The Malagasy spirit also embodies being intentional with others, to the point where schedules and punctuality take a back seat as one focuses on the person at hand.
“Malagasy culture is one of such extreme hospitality, of patience, of being present,” Laderach said. “[The concept of] ‘my time’s up, we don’t have any more time to carry on this conversation’ doesn’t exist in this country. [If] you’re right in front of me, what’s most important is our conversation. Everyone will expect that I gave you the attention that you needed. It’s wonderful.”

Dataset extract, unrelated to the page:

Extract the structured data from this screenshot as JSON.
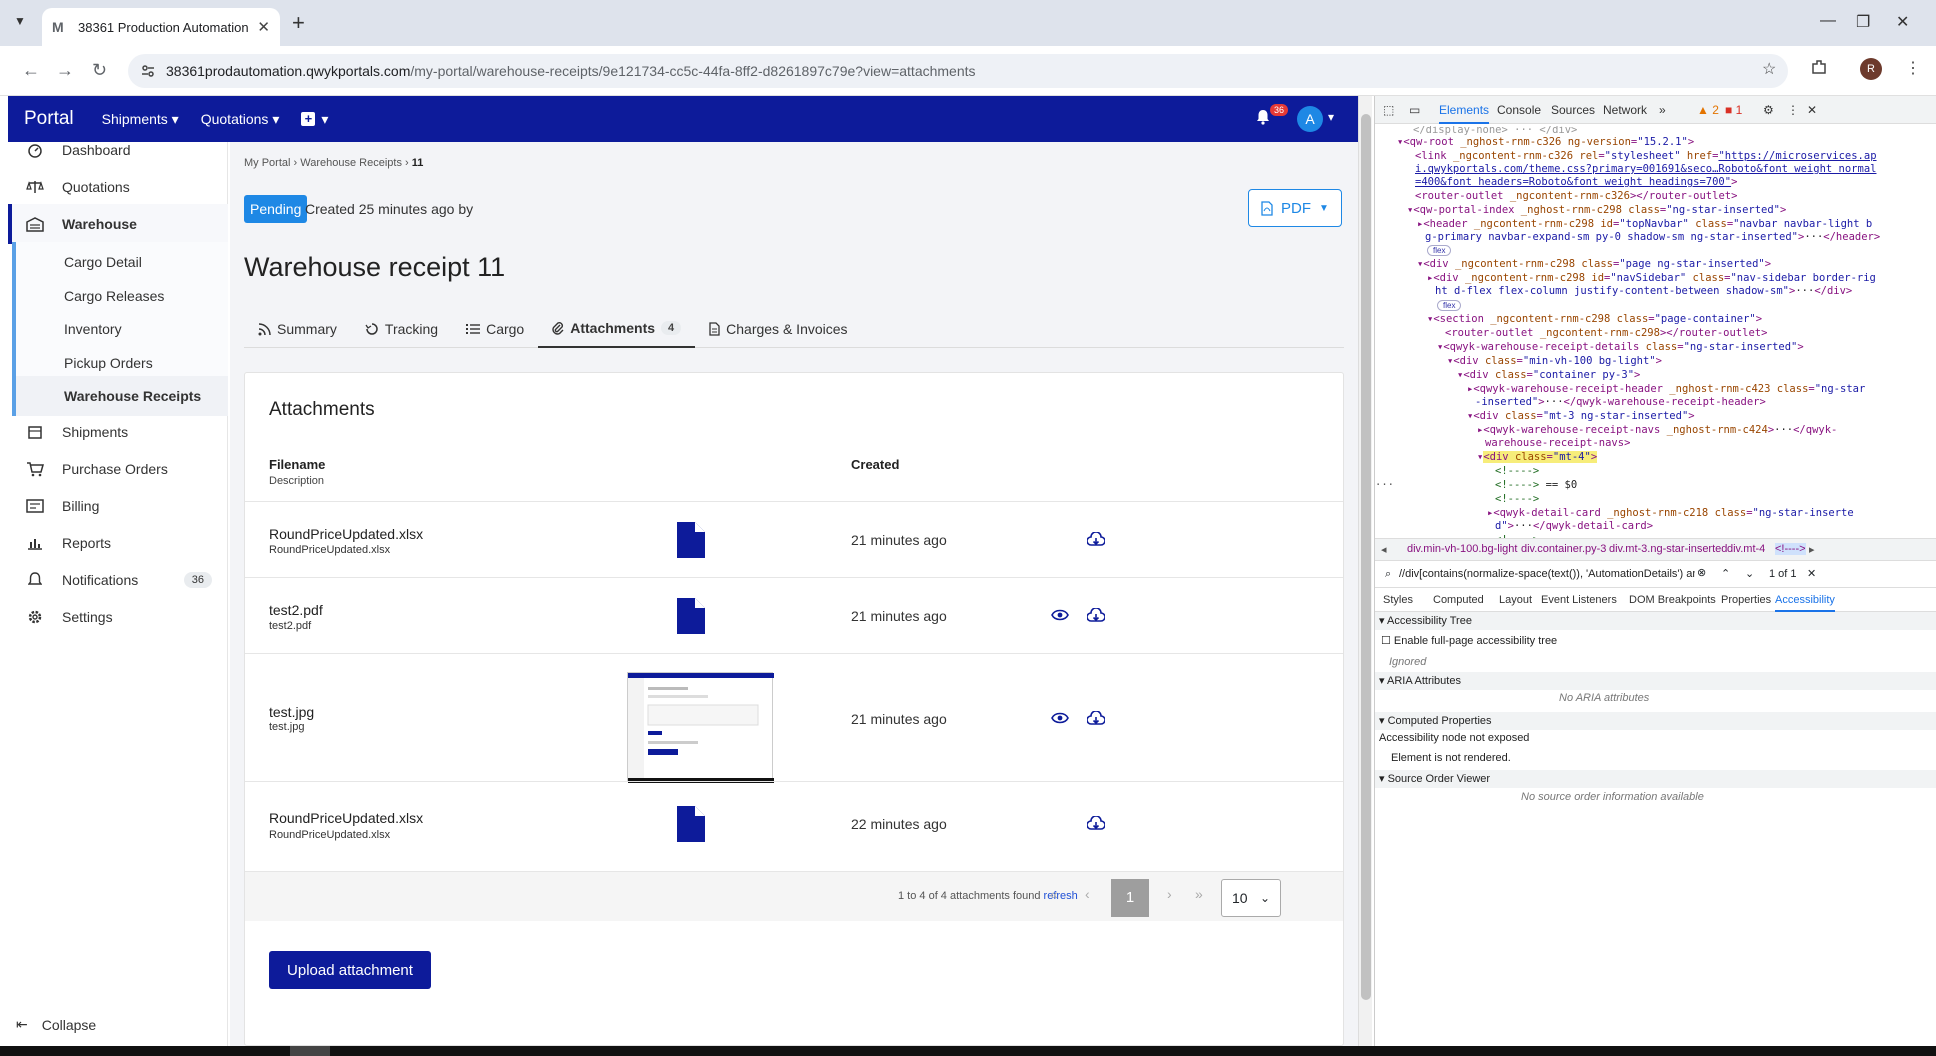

Storvick said conforming to this fluid concept of time took some adjustment but was rewarding. “I was a very overscheduled, overinvolved person before, so at first my life felt empty if I didn’t have something scheduled for every minute of every day,” she said. “But … you have so many more opportunities to grow if you don’t schedule every minute.”
She also learned what “community” really meant. “As a YAGM volunteer, I’ve been thinking a lot about how I experience community here in Fianarantsoa,” she wrote in her blog. “I’ve realized that it is often in the little, easily missed things. … My young friend Ny Antso is enjoying a caramel candy. Upon seeing me, she reaches into her mouth, splits it in half, and offers me a piece. Not being one to turn down candy, I take it. It is a bit slobbery, but delicious.
“I’ve learned that giving is really what it means to live in community. To make room, to give out of plenty, or even out of scarcity. This spirit of giving is what makes a place a community.”
Did you know?
Madagascar—about the size of Texas with nearly 25 million inhabitants—is home to 3.7 million Lutherans, roughly the size of the ELCA’s membership.